Habibganj is served by Habibganj railway station which was renamed as "Rani Kamalapati railway station" in 2021. The station is located 7 km away from . It lies on the New Delhi–Chennai main line of the Indian Railways. It serves as a secondary station to Bhopal Junction railway station. 16 passenger trains originate from or terminate at this station in a week. 107 passenger trains halt at this station in a week.

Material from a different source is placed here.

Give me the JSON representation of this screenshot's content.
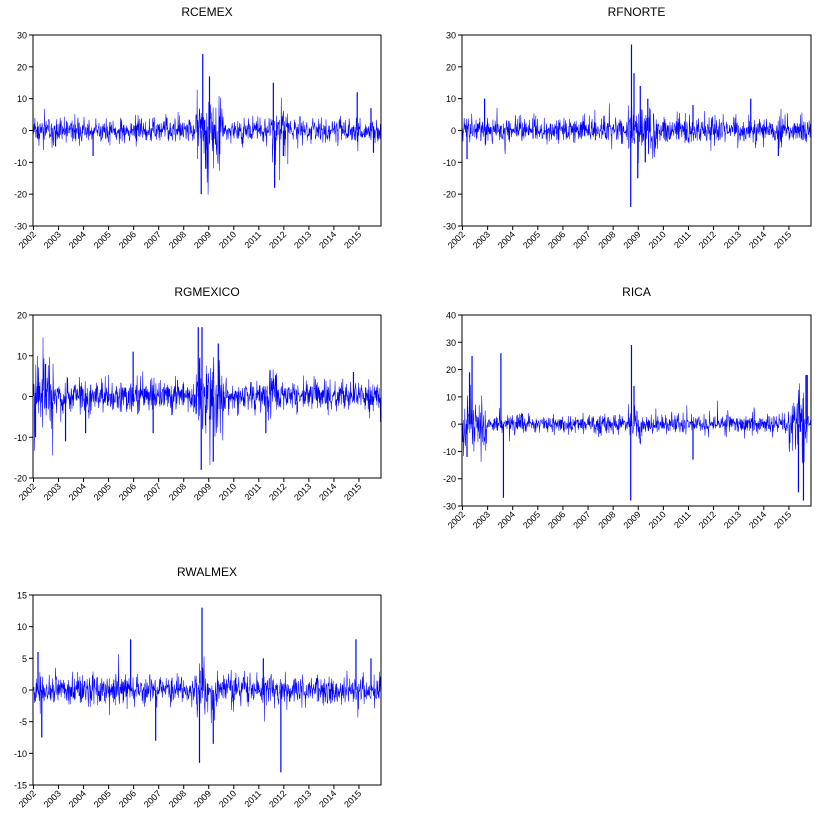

The railway station was redeveloped on the lines of Germany’s Heidelberg railway station and is promoted as India’s first world-class station. The station now has various facilities like a large covered parking area, 24X7 power backup, drinking water, an air-conditioned lobby, offices, shops, high speed escalator, a lift, anchor stores, automobile showrooms, a convention centre, a hotel and a super speciality hospital.

The redeveloped railway station has received a GEM 5 star rating in GEM Sustainability Certification by ASSOCHAM for Green, sustainable design and eco-friendly project. The station has planned an extensive reuse of water with Zero discharge technology being utilised for sewage treatment systems. A provision for rainwater harvesting is also present at the station. To ensure clean energy, solar energy generation is implemented in the station. Around 6800 and 7300 square metres are identified for soft and hard landscaping respectively.

==BHEL township==
Habibganj has a township of Bharat Heavy Electricals Limited (BHEL). It is an Indian central public sector undertaking and the largest government-owned power generation equipment manufacturer.